Saint Joseph High School is a private Catholic all-girls high school located in Lakewood, California. It is located in the Roman Catholic Archdiocese of Los Angeles and sponsored by the Sisters of St. Joseph of Carondelet. Its brother school is St. John Bosco High School.

==History==
The high school was founded by the Sisters of St. Joseph of Carondelet (CSJ). It opened its doors on September 14, 1964, and was dedicated on May 5, 1967, by Cardinal James McIntyre who had asked the CSJ to open a school for girls in Lakewood. Since its founding, the school has graduated over 4,200 students. Class colors are green, blue, red, and yellow.

==Recognitions and accreditations==
Saint Joseph is a National Blue Ribbon School and is accredited by the Western Association of Schools and colleges (WASC) and the Western Catholic Education Association (WCEA).

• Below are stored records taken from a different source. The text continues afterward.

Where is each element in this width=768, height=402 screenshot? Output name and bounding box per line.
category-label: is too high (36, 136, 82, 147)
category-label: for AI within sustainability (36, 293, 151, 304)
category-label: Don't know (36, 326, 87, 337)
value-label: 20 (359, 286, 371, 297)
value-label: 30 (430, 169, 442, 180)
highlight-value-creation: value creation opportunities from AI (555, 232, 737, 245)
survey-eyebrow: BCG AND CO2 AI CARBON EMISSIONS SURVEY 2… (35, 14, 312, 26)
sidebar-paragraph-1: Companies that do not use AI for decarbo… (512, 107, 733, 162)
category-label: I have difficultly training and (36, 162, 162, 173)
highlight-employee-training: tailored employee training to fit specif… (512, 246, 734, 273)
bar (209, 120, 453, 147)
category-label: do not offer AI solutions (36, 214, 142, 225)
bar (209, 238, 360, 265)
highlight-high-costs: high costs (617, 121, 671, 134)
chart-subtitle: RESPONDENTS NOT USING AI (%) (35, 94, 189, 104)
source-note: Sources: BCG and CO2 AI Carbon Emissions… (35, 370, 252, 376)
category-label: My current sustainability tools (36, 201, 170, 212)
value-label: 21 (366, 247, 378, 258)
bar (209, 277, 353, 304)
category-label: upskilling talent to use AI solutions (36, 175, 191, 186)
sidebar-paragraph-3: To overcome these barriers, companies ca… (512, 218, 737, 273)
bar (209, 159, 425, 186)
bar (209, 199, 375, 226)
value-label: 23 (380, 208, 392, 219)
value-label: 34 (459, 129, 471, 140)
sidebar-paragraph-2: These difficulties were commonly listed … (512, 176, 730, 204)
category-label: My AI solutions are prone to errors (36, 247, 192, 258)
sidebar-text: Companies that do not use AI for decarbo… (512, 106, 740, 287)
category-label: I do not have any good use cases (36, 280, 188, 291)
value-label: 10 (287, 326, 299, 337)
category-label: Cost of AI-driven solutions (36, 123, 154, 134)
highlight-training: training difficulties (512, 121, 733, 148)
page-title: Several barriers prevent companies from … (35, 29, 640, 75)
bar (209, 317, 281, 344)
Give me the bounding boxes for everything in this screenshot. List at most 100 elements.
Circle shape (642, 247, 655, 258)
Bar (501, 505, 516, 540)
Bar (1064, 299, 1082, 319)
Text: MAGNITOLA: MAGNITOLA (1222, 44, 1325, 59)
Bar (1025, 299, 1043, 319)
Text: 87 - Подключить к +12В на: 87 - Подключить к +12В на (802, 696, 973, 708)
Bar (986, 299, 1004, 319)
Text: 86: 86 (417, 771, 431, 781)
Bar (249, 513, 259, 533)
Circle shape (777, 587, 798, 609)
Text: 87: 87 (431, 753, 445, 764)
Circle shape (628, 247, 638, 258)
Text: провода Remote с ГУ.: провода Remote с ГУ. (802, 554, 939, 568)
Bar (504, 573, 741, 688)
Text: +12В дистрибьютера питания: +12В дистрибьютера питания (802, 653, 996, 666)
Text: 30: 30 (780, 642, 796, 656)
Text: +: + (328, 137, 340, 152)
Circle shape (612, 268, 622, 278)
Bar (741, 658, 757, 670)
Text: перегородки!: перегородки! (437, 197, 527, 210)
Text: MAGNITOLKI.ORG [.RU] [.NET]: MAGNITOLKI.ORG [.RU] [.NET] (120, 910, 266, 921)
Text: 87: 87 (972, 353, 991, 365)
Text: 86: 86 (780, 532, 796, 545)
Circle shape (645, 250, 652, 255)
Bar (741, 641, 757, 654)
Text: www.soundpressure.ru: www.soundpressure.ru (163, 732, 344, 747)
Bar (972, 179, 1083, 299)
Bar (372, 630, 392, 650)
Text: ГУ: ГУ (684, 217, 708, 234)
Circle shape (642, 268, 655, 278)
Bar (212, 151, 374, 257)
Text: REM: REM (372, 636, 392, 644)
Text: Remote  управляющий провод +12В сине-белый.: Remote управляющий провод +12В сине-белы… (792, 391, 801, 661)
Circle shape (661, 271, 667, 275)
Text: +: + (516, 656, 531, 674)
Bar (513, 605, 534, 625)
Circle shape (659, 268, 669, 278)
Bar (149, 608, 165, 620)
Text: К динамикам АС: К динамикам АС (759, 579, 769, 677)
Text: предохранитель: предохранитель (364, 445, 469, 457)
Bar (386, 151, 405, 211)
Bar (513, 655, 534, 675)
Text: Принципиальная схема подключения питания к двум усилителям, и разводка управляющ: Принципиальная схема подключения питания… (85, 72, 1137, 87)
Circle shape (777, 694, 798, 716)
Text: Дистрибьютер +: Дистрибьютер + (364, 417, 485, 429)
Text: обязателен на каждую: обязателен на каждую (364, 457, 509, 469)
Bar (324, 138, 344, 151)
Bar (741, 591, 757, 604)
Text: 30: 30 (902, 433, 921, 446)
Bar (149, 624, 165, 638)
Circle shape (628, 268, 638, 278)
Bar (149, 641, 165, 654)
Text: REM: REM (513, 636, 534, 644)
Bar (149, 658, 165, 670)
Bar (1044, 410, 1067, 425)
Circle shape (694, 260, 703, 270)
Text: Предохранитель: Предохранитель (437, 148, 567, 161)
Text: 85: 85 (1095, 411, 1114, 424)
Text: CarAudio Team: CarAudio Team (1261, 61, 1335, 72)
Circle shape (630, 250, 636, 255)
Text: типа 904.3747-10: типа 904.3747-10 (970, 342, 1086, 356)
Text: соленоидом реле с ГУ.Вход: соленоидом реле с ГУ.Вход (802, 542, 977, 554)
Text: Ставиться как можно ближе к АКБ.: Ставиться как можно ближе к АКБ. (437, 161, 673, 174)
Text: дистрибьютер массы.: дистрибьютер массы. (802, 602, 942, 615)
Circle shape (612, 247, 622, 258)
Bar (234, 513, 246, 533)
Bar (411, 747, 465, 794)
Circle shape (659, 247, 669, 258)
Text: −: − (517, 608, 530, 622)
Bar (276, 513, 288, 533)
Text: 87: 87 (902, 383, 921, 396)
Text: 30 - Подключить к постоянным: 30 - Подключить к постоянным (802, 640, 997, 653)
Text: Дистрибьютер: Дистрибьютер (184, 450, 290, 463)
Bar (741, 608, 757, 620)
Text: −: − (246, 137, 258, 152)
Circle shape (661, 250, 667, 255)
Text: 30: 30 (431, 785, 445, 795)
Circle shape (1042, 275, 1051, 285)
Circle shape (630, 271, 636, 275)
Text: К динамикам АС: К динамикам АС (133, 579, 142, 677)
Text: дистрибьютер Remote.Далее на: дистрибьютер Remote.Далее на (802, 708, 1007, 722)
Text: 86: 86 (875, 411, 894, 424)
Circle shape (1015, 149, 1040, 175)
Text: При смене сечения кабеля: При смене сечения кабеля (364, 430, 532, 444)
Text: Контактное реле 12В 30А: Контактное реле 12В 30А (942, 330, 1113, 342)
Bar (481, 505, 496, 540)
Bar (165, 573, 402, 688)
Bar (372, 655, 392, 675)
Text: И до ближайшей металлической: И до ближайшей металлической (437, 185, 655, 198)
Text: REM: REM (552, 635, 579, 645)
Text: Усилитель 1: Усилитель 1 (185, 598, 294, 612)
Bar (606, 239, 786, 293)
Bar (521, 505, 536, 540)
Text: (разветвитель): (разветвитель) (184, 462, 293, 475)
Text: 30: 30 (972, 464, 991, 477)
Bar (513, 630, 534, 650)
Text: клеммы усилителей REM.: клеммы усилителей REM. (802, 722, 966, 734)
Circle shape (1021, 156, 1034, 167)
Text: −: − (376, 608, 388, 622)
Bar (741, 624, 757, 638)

Admissions to Saint Joseph is based on entrance examination, activities, arts and athletics. The admissions process is competitive. The school primarily accepts girls who are college bound. Admission decisions are based on interview of parents and (separately) the student; letters of recommendation from teachers; participation in activities, community service, arts and/or athletics; grades from elementary school, and entrance test scores.

==Notable alumnae==
- Savannah DeMelo - professional soccer player for Racing Louisville FC
- Ava DuVernay - film director
- Lisa Fernandez - member of the United States Women Olympic Softball Team (1996, 2000, and 2004), associate head coach at UCLA
- Leslie Sykes - morning weekday co-anchor of the "Eyewitness News" at KABC-TV in Los Angeles.